What changed? What made diners in an area of the state known for disliking most things liberal, including liberal seasoning, start embracing his haute cuisine?
Chef Kuechle’s answer? Trust. You have to make what they’re familiar with as good or better than they can make it at home or the spot down the street—mind you, down the street might be 20 miles in this case. But once customers trust you, and you have some familiarity, the chef says they might, “Point at the specials on the chalkboard and say, ‘I might not know what that is, but I want to try it.’”
Part of it was his dad, a long-time resident of the area, pulling him aside and saying, “You should do hocks and kraut—the original restaurant did them, and it was popular.” So he did, working with the slaughterhouse to get what was a throwaway cut. Chef decided to chef-up the peasant dish a little initially by smoking the hocks. The clientele let him know that was too much, so he went simple. Now, Thursday nights are filled with German beer swilling and song singing to accompany the hocks. It took three years to get that trust.
Then COVID hit, along with statewide restaurant shutdowns. It affected Keek’s like other establishments, with one rural wrinkle: There’s no Uber Eats or DoorDash out there. How were they going to survive if they couldn’t do dine in?
Keek’s was fortunate in one regard. The end of the building they were in used to be a bakery and had a takeout window. Before COVID, the takeout window had been converted into a regular window to allow in some light; after COVID, it became a takeout window again, maybe the only one in the state where diners routinely grabbed $35 T-bone steaks, mahi mahi, red snapper, and étouffée.

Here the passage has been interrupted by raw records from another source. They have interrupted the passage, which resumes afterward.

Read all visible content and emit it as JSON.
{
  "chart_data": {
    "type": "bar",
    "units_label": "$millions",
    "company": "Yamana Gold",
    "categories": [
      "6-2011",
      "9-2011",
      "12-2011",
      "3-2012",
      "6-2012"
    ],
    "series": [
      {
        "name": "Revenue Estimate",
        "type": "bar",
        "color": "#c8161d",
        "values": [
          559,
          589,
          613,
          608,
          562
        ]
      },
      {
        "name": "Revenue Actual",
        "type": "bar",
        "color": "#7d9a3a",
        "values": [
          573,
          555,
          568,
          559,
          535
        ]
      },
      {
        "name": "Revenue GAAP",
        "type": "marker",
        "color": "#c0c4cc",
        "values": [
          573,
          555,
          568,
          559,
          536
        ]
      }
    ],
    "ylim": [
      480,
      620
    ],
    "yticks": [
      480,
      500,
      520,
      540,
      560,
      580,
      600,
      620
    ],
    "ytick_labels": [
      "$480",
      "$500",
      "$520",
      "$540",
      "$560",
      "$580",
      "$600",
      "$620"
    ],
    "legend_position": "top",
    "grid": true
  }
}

When restrictions started easing and sit-down dining came back, there were thoughts of closing up the window again. That is, until some patrons approached the chef at church and asked if he’d consider keeping it because, dirty after a day in the fields, they didn’t want to mess up the restaurant, but they still wanted to eat good. So the takeout window stayed, and Keek’s started offering coffee through the window, too.

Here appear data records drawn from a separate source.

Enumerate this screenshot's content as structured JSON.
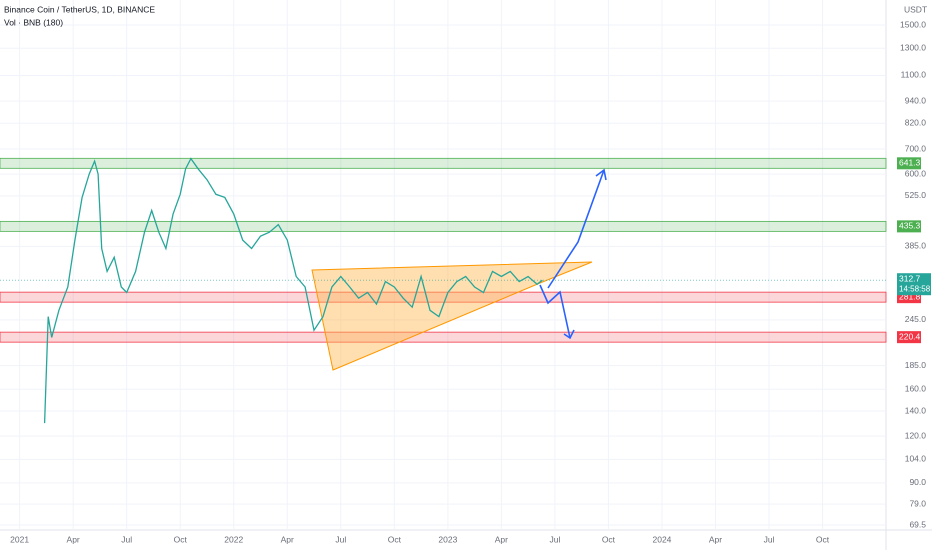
{
  "chart_data": {
    "type": "line",
    "title": "Binance Coin / TetherUS, 1D, BINANCE",
    "subtitle": "Vol · BNB (180)",
    "currency": "USDT",
    "log_y": true,
    "color": "#26a69a",
    "ylim": [
      69.5,
      1500
    ],
    "yticks": [
      {
        "value": 1500,
        "label": "1500.0"
      },
      {
        "value": 1300,
        "label": "1300.0"
      },
      {
        "value": 1100,
        "label": "1100.0"
      },
      {
        "value": 940,
        "label": "940.0"
      },
      {
        "value": 820,
        "label": "820.0"
      },
      {
        "value": 700,
        "label": "700.0"
      },
      {
        "value": 600,
        "label": "600.0"
      },
      {
        "value": 525,
        "label": "525.0"
      },
      {
        "value": 385,
        "label": "385.0"
      },
      {
        "value": 245,
        "label": "245.0"
      },
      {
        "value": 185,
        "label": "185.0"
      },
      {
        "value": 160,
        "label": "160.0"
      },
      {
        "value": 140,
        "label": "140.0"
      },
      {
        "value": 120,
        "label": "120.0"
      },
      {
        "value": 104,
        "label": "104.0"
      },
      {
        "value": 90,
        "label": "90.0"
      },
      {
        "value": 79,
        "label": "79.0"
      },
      {
        "value": 69.5,
        "label": "69.5"
      }
    ],
    "xlim": [
      -1.1,
      48.5
    ],
    "xticks": [
      {
        "value": 0,
        "label": "2021"
      },
      {
        "value": 3,
        "label": "Apr"
      },
      {
        "value": 6,
        "label": "Jul"
      },
      {
        "value": 9,
        "label": "Oct"
      },
      {
        "value": 12,
        "label": "2022"
      },
      {
        "value": 15,
        "label": "Apr"
      },
      {
        "value": 18,
        "label": "Jul"
      },
      {
        "value": 21,
        "label": "Oct"
      },
      {
        "value": 24,
        "label": "2023"
      },
      {
        "value": 27,
        "label": "Apr"
      },
      {
        "value": 30,
        "label": "Jul"
      },
      {
        "value": 33,
        "label": "Oct"
      },
      {
        "value": 36,
        "label": "2024"
      },
      {
        "value": 39,
        "label": "Apr"
      },
      {
        "value": 42,
        "label": "Jul"
      },
      {
        "value": 45,
        "label": "Oct"
      }
    ],
    "x": [
      1.4,
      1.6,
      1.8,
      2.2,
      2.7,
      3.1,
      3.5,
      3.9,
      4.2,
      4.4,
      4.6,
      4.9,
      5.3,
      5.7,
      6.0,
      6.5,
      7.0,
      7.4,
      7.8,
      8.2,
      8.6,
      9.0,
      9.3,
      9.6,
      10.0,
      10.5,
      11.0,
      11.5,
      12.0,
      12.5,
      13.0,
      13.5,
      14.0,
      14.5,
      15.0,
      15.5,
      16.0,
      16.5,
      17.0,
      17.5,
      18.0,
      18.5,
      19.0,
      19.5,
      20.0,
      20.5,
      21.0,
      21.5,
      22.0,
      22.5,
      23.0,
      23.5,
      24.0,
      24.5,
      25.0,
      25.5,
      26.0,
      26.5,
      27.0,
      27.5,
      28.0,
      28.5,
      29.0,
      29.3
    ],
    "values": [
      130,
      250,
      220,
      260,
      300,
      400,
      520,
      600,
      650,
      600,
      380,
      330,
      360,
      300,
      290,
      330,
      420,
      480,
      420,
      380,
      470,
      530,
      620,
      660,
      620,
      580,
      530,
      520,
      470,
      400,
      380,
      410,
      420,
      440,
      400,
      320,
      300,
      230,
      250,
      300,
      320,
      300,
      280,
      290,
      270,
      310,
      300,
      280,
      265,
      320,
      260,
      250,
      290,
      310,
      320,
      300,
      290,
      330,
      320,
      330,
      310,
      320,
      305,
      312.7
    ],
    "levels": [
      {
        "value": 641.3,
        "label": "641.3",
        "color": "#4caf50"
      },
      {
        "value": 435.3,
        "label": "435.3",
        "color": "#4caf50"
      },
      {
        "value": 281.8,
        "label": "281.8",
        "color": "#f23645"
      },
      {
        "value": 220.4,
        "label": "220.4",
        "color": "#f23645"
      }
    ],
    "last_price": {
      "value": 312.7,
      "label": "312.7",
      "countdown": "14:58:58",
      "color": "#26a69a"
    }
  }
}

It’s different, making a restaurant work this far outside the metro area. When the weather turns, Keek’s is suddenly competing with home cooks who’ve got a freezer full of meat and a crockpot. There’s not such a wide variety of food available as there is in the Twin Cities, and most spots in the area offer a similar fare, the type of stuff that keeps the lights on: chicken tenders, burgers, fries.
But over time, Kuechle has been able to introduce some new surprises: Thai steak salad, Cioppino, chicken dijonnaise. The rare leftovers from hocks and kraut? The chef hand-shreds the meat and makes sweet and sour pork with the chunks. It always sells out.
Long after our discussion, when I finally sat down to write this, it dawned on me that there needs to be a lot of trust to start a business: trust in yourself and your vision to start, and then the earned trust of customers to succeed.
Chef Kuechle has it on both accounts.